If the judge rules against you, you will not receive benefits. Of course, some policyholders may decide to appeal the district court level ruling to the court of appeals.
How Can Chisholm Chisholm & Kilpatrick Help?
When you develop a medical condition that prevents you from working, you might file a claim for long-term disability benefits if you have such coverage. However, what happens if the insurance company denies your initial claim and subsequent appeal? While it is possible to handle these LTD claims on your own, consulting an experienced ERISA attorney is beneficial.

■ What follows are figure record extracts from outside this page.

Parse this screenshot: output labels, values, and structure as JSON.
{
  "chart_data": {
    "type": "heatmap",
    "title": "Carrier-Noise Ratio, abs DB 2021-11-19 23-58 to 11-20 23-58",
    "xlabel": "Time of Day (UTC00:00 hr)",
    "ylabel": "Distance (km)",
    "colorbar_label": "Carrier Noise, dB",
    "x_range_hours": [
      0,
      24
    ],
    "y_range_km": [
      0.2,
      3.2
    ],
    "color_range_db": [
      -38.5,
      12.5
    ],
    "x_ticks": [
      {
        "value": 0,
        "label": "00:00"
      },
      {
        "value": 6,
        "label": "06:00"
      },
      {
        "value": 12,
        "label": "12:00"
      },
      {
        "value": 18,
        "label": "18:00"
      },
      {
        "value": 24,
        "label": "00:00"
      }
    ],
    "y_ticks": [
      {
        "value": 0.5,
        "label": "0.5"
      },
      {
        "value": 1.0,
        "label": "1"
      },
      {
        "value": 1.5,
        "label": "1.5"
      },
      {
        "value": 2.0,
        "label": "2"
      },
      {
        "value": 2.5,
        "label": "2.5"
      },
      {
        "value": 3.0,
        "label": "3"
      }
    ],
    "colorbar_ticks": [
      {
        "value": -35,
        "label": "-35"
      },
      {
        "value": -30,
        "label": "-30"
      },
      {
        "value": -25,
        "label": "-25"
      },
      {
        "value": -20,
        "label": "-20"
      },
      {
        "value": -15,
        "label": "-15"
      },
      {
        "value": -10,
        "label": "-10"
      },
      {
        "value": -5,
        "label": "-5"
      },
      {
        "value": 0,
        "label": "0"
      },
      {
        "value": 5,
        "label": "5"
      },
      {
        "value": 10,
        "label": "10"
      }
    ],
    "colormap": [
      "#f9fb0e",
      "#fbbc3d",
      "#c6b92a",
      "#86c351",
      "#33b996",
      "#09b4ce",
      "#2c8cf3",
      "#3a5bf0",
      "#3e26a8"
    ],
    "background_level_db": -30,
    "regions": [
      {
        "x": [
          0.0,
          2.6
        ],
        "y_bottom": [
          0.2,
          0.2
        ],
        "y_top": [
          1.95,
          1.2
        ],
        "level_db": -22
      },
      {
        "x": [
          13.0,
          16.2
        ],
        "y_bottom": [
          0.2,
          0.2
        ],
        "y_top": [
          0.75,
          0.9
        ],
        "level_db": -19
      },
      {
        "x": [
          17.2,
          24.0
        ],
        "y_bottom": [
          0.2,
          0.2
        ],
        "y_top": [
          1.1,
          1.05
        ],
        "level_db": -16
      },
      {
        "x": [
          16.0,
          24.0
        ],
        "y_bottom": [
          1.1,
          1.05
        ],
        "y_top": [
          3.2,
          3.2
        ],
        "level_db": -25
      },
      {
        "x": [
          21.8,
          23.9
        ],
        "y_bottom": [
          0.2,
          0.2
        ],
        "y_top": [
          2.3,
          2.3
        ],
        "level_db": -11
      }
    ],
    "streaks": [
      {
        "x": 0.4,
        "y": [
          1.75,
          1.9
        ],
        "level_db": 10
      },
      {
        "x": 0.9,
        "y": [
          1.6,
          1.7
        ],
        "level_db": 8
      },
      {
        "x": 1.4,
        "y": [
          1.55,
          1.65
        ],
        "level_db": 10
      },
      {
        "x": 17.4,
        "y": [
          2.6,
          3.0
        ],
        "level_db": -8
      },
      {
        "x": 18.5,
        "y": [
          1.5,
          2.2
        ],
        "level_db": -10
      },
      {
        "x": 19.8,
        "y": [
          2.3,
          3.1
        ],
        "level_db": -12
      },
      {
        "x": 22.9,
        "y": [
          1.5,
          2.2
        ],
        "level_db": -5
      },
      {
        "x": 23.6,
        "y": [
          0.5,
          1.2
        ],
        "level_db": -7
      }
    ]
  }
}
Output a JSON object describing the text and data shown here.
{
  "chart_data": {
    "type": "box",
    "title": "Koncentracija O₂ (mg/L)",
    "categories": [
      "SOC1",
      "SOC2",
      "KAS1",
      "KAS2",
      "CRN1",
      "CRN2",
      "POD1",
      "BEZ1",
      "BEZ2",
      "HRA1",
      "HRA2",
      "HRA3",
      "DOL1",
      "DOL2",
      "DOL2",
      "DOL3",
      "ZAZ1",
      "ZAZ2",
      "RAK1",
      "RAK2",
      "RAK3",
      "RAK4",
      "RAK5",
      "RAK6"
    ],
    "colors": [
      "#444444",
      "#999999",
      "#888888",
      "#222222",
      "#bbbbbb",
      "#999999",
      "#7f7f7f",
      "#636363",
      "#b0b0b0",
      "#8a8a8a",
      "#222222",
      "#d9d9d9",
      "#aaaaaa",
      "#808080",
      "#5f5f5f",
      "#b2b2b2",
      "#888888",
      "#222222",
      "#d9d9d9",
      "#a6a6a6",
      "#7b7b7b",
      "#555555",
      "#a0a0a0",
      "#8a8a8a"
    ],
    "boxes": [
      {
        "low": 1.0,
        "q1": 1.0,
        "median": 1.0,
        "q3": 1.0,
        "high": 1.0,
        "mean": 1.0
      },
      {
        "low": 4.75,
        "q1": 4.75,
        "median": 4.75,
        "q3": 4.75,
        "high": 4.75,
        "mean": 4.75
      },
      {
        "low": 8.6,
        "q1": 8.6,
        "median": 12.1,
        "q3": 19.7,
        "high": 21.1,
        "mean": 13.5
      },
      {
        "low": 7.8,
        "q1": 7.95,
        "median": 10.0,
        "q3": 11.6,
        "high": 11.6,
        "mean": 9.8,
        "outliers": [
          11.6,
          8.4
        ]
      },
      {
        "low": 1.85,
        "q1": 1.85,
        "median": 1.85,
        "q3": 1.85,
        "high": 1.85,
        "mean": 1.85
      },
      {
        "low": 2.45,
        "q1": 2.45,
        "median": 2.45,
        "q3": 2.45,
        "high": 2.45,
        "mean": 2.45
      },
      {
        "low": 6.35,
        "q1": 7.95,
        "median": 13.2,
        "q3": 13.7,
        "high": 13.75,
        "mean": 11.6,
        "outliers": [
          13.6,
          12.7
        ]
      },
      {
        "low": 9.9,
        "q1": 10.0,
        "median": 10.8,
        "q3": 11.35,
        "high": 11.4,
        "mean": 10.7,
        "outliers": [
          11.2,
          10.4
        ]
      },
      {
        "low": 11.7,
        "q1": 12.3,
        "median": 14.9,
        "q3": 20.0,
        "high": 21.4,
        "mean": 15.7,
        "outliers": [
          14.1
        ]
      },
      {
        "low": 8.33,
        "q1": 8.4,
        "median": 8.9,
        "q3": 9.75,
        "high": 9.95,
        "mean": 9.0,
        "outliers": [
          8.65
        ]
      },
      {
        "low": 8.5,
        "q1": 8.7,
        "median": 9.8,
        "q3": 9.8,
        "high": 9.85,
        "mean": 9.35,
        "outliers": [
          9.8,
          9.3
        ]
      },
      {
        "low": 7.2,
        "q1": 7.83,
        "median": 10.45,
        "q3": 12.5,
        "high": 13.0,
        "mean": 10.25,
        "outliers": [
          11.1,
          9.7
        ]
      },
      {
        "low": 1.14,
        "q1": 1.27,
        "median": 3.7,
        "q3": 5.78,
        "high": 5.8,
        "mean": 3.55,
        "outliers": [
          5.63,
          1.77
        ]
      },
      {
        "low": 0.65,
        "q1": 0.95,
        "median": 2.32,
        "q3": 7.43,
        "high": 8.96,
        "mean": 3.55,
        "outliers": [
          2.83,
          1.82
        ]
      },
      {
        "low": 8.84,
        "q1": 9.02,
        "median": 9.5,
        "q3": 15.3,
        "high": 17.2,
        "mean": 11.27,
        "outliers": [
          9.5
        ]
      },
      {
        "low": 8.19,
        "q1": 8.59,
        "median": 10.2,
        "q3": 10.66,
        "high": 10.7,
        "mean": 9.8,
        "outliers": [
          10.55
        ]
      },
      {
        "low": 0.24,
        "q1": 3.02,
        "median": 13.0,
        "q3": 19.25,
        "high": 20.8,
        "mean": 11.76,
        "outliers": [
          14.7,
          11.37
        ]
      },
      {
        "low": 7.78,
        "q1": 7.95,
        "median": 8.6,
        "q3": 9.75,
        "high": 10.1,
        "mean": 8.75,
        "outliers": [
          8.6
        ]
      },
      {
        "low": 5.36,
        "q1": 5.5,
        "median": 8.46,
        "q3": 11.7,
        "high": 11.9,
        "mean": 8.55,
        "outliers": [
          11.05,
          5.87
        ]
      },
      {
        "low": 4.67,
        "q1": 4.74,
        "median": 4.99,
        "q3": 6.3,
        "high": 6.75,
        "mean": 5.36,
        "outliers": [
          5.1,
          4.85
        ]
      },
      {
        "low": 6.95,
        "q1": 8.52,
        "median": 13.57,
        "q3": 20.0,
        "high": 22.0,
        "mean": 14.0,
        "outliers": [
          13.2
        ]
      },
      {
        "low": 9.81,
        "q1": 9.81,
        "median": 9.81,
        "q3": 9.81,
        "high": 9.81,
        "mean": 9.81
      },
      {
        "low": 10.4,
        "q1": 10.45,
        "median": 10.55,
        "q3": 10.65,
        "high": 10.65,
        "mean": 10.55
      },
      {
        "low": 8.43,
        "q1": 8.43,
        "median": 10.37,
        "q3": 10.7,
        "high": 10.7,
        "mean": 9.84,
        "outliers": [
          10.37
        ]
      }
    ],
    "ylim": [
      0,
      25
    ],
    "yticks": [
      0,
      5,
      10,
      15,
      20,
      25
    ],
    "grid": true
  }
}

Since you cannot submit new evidence during litigation, we pay special attention to the evidence we submit during the appeal stage. This evidence is vital because, should your claim go to court, this is the evidence the court will consider. Therefore, we can help you gather the most relevant evidence, including updated doctor’s reports and witness statements.
We are also prepared to fight for your benefits in court if necessary. We have over three decades of collective experience dealing with insurers and have litigated against major insurance companies, including Unum, New York Life, Liberty Mutual, and more. We understand and can help you through the ERISA litigation process.